Le Bon Marché (French, founded 1838)

Le Bon Marché is a large French department store, located in a quadrilateral framed by rue de Sèvres, rue de Babylone, rue du Bac and rue Velpeau in the 7th arrondissement of Paris. It was called Au Bon Marché for 151 years, until 1989. The first Au Bon Marché store was founded in 1838 by the brothers Paul and Justin VIDEAU in the form of a large store (twelve employees and four departments) of haberdashery also selling sheets, mattresses and umbrellas. In 1852, they teamed up with Aristide and Marguerite BOUCICAUT (Aristide himself was a milliners’ son who’d gone to Paris to be a fabric merchant) who embarked on the transformation of the store, then developing the new concept of department store with a large wide and deep assortment, prices set at low margins and indicated on a label, direct access, the principle of satisfied or reimbursed and a staging of the goods in a sales space: this type of store no longer simply sells goods but the desire to buy themselves. In 1863, the BOUCICAUT's bought the shares of the VIDEAU brothers, who were afraid of the couple's progressive business ideas. To attract the female clientele, BOUCICAUT also creates the first women's toilets, a reading room for their husbands while they shop, and has more than 6 million fashion catalogs mailed (accompanied by samples of fabrics cut by 150 young women only assigned to this work) all over the world at the beginning of the 20th century, In early 1875 they opened an art gallery, a novel facility that they generously made available to painters and sculptors to exhibit work and connect with the many shoppers who flocked to Le Bon Marché. The management willingly took on the role of unpaid intermediary between artists and art lovers. in parallel the store developed the home delivery service and free-of-post mail order sales.

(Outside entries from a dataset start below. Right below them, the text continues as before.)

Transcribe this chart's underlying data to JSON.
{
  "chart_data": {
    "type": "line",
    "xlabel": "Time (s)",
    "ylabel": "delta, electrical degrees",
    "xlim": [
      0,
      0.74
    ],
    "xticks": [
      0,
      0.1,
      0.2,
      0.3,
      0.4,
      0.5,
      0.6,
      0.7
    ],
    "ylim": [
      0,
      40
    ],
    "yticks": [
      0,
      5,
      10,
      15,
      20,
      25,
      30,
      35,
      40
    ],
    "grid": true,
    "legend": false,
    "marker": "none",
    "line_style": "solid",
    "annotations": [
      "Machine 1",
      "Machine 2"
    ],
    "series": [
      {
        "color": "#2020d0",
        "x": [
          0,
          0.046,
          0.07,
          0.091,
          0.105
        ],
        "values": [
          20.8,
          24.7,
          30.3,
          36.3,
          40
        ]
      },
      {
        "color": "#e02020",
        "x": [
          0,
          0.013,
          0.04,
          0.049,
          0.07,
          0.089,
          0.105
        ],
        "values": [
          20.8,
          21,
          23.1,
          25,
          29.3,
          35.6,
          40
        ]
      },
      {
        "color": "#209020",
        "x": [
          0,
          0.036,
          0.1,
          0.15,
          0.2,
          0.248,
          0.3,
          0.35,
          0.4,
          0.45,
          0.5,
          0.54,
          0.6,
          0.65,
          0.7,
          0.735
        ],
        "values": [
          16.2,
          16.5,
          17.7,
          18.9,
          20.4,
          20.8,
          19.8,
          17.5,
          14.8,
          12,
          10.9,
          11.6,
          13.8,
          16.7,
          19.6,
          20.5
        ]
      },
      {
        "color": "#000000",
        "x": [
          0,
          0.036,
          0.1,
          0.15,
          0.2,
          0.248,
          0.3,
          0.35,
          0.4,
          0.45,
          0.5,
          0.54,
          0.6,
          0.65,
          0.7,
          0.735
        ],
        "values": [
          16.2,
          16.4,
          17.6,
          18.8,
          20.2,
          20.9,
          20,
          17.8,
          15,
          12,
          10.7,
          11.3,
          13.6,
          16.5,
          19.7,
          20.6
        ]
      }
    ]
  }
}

It produced advertising (posters, calendars, advertisements, diaries announcing daily events). After the wives, the store targets the mothers by distributing drinks, red balloons or a series of educational images known as “chromos” for their children, also organizing donkey rides. The middle-class women can escape from the house where society cloisters them and spend more than twelve hours in the store trying on products, especially clothes, before only tailored, and now in standardized sizes. The LVMH Group acquired Le Bon Marché in 1984.